Caralho, nem personalidade eu tinha! Não era ninguém. E aquele texto, aquele único texto, foi mais útil pra mim do que todos aqueles anos ouvindo que eu só seria boa de verdade mesmo quando emagrecesse e arrumasse um homi.


De repente eu me senti gente. Continuei procurando, continuei aprendendo e tem sido assim desde então. E acho que essa é a palavra perfeita para o que o feminismo me proporcionou: aprendizado.


Aprendi a me aceitar, a me reconhecer. Aprendi a ver a beleza que havia em mim e em todas as outras mulheres que eu nunca havia percebido antes. Aprendi a amar a luta de cada uma, o que tinham a oferecer ao mundo. E acima de tudo aprendi que não tenho que parecer nada pra ninguém, eu tenho que ser eu mesma pra mim e nenhum outro.


Me amar completamente ainda é algo que não alcancei e tem dias que são piores do que outros. Ainda tem dias que tudo que eu queria era estar dentro do padrão, pular essas partes irritantes em que mal posso respirar sem que alguém me diga que eu deveria emagrecer.
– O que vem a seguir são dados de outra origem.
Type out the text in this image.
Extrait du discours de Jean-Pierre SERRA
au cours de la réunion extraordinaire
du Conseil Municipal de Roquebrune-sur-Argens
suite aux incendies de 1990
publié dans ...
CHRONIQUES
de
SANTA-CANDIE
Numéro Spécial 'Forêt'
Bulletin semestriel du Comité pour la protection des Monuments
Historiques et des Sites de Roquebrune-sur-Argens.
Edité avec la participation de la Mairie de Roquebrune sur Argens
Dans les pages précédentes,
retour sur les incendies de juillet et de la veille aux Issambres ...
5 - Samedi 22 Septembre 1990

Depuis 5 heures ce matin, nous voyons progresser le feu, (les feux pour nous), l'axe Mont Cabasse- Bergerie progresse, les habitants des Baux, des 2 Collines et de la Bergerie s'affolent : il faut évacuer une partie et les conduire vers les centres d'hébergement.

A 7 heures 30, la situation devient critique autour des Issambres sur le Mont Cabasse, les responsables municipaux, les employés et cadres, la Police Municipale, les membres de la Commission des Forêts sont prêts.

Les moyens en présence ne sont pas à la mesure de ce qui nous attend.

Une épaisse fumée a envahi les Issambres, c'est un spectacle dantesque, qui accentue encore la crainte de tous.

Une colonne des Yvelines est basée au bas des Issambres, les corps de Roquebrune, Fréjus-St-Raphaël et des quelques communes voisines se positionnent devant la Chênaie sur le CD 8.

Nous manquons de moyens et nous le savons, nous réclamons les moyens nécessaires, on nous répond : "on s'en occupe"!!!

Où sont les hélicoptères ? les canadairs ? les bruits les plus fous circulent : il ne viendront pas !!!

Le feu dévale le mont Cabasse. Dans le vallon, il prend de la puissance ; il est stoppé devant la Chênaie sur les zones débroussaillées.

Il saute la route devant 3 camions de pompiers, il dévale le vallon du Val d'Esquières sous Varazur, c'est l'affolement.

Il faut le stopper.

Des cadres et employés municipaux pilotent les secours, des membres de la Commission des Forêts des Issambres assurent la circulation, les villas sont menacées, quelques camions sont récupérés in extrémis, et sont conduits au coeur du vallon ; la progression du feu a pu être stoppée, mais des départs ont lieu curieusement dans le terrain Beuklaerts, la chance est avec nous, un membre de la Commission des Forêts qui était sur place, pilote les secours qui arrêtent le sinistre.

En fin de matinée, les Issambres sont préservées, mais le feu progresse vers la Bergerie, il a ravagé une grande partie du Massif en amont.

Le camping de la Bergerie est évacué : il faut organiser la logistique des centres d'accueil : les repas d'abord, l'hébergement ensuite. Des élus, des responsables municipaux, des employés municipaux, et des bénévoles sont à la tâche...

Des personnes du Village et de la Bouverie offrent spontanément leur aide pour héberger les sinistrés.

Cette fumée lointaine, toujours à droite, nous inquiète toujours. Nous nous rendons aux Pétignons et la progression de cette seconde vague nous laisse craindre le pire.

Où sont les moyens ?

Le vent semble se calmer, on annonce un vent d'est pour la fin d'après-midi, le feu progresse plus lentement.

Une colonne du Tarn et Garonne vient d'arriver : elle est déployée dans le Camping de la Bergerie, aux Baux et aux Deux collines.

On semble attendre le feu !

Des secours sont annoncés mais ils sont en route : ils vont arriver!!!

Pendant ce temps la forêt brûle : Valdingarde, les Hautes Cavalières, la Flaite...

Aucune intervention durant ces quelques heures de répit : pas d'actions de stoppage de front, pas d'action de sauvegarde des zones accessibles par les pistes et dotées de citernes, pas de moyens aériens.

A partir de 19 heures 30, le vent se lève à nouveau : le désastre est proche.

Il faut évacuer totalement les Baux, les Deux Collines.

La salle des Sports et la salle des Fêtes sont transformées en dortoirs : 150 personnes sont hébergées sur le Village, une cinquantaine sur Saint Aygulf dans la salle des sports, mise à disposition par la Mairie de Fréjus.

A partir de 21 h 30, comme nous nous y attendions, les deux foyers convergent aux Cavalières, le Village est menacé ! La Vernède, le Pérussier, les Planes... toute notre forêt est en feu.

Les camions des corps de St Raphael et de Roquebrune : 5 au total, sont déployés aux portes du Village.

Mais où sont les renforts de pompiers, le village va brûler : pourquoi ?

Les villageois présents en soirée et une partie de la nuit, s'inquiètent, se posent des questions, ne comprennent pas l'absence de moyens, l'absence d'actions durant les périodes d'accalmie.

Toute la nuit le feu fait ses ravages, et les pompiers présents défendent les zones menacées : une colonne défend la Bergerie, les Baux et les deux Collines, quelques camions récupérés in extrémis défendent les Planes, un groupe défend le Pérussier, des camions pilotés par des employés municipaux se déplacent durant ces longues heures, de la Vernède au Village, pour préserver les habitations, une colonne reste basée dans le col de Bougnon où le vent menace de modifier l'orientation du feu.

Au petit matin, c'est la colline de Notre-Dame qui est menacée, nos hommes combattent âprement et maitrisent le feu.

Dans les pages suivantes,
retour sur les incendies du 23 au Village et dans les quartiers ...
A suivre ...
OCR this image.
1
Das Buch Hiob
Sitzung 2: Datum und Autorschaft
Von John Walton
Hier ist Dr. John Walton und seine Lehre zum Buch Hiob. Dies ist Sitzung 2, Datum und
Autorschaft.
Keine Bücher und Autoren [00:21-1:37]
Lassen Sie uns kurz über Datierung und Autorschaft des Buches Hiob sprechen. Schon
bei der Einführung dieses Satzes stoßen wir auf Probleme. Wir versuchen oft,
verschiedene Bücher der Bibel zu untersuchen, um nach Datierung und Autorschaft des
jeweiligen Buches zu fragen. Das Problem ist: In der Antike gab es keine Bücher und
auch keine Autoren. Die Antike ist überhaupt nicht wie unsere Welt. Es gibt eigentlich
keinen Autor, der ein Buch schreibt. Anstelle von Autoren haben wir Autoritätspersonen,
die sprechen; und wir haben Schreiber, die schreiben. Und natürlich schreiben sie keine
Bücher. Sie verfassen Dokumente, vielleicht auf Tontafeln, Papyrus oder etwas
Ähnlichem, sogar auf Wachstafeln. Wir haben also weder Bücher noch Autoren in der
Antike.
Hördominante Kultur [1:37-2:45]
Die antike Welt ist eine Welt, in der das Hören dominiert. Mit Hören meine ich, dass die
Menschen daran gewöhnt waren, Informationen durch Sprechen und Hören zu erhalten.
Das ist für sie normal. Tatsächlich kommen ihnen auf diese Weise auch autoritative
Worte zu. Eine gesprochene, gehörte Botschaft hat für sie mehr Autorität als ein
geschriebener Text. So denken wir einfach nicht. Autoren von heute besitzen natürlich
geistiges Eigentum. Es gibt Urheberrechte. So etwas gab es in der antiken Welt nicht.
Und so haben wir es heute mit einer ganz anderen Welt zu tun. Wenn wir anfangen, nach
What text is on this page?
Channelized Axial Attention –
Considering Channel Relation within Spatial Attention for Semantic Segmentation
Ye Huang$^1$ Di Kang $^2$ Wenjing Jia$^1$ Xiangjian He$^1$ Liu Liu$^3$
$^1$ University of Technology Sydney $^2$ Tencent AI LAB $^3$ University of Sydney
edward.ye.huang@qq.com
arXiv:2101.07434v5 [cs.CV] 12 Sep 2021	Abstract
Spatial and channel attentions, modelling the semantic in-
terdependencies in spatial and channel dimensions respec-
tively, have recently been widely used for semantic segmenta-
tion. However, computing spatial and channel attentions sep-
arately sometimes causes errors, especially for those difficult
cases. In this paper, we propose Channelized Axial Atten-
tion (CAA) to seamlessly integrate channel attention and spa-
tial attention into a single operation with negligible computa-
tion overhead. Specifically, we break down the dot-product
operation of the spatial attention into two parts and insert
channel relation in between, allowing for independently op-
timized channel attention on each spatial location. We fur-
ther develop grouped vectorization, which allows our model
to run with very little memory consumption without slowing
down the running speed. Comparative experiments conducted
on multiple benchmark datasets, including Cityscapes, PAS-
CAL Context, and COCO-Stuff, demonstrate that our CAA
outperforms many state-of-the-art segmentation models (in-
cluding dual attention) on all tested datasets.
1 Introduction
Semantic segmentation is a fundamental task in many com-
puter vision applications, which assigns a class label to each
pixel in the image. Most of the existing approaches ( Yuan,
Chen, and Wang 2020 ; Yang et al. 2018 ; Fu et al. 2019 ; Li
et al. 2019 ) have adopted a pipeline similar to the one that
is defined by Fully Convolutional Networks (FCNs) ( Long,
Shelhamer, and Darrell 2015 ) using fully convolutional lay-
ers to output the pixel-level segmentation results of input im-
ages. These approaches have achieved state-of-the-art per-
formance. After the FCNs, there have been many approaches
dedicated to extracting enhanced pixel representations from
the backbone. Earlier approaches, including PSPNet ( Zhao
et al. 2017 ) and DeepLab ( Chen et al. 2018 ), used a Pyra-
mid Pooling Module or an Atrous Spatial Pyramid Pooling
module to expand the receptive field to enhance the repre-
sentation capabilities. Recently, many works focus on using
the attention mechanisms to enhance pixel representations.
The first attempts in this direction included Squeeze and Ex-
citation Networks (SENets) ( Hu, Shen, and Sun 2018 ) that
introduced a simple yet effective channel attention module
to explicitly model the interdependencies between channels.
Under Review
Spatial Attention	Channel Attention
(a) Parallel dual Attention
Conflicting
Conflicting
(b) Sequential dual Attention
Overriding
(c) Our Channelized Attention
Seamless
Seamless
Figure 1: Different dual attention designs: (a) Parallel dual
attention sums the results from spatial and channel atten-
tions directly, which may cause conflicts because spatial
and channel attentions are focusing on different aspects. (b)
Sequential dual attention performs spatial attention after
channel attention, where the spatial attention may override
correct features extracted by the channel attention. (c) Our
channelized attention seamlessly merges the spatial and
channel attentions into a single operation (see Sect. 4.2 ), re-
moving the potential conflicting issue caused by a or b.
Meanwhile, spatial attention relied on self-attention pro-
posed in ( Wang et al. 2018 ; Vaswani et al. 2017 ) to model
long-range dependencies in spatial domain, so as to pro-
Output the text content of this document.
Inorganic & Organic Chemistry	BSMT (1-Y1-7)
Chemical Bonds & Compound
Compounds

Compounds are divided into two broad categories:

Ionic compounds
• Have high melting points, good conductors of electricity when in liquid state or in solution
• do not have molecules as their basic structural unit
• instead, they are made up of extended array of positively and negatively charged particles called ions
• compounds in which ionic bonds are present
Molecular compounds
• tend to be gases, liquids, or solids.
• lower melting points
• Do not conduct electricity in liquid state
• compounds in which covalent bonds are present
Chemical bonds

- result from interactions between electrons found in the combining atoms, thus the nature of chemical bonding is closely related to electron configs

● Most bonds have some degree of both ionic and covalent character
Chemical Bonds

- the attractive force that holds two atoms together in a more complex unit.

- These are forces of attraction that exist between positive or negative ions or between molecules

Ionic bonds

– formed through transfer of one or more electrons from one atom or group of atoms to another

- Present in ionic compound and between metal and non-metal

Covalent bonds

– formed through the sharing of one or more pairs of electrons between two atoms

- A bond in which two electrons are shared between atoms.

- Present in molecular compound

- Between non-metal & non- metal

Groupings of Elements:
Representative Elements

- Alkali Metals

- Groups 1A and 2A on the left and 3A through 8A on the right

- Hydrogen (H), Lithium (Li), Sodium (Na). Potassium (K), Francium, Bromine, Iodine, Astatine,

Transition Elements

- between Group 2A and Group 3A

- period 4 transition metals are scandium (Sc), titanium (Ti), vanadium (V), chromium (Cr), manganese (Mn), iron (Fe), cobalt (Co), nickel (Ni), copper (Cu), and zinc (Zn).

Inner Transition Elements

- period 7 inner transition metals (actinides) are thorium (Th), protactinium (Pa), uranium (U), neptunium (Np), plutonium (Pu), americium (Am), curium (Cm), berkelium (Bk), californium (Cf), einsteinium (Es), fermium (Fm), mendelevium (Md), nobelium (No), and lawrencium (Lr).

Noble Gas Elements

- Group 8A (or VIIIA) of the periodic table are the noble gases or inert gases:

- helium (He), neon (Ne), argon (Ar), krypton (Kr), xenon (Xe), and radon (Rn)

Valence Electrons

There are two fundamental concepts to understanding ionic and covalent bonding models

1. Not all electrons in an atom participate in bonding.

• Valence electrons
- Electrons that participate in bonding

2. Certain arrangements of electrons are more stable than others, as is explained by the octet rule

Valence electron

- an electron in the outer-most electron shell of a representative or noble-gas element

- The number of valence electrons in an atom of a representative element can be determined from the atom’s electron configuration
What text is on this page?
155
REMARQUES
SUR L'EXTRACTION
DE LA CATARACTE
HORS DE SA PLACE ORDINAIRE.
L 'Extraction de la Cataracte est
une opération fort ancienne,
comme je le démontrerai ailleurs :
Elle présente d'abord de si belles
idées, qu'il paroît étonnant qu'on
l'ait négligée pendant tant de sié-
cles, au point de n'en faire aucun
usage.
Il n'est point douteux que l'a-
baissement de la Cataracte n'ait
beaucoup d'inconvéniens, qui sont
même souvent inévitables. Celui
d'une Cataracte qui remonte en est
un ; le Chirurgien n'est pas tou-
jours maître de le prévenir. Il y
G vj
Ainda existem aqueles dias que a sessão esmagadora de que não mereço existir nesse mundo bate com força.


Mas agora eu tenho uma base, uma força, aquela certeza de que estou bem exatamente como estou e que se um dia eu resolver perder peso não vai ser para que me aceitem ou gostem de mim.


O feminismo me fez ver que eu tenho valor, que eu posso sim ser gorda e totalmente ok com isso. Não sou eu que preciso me adaptar ao mundo, é o mundo que precisa me aceitar e me respeitar do jeitinho que eu sou, sem uma celulite a menos!






Não tenho que me submeter a padrão algum e dispenso qualquer tipo de relacionamento baseado no número do meu manequim, sou muito mais que isso. Ainda estou nesse processo para me amar mesmo.







E para aqueles que não conseguem suportar a ideia de que eu me aceito como sou e que não me deixo debilitar mais, os que exclamam “Você não pode ser feliz, você é gorda! ” e que é tudo para o meu bem (imagina se fosse pro mal, hein? CRUZ!), dispenso. Estou bem, estou feliz e vivo por mim e para mim. Ok? Ok!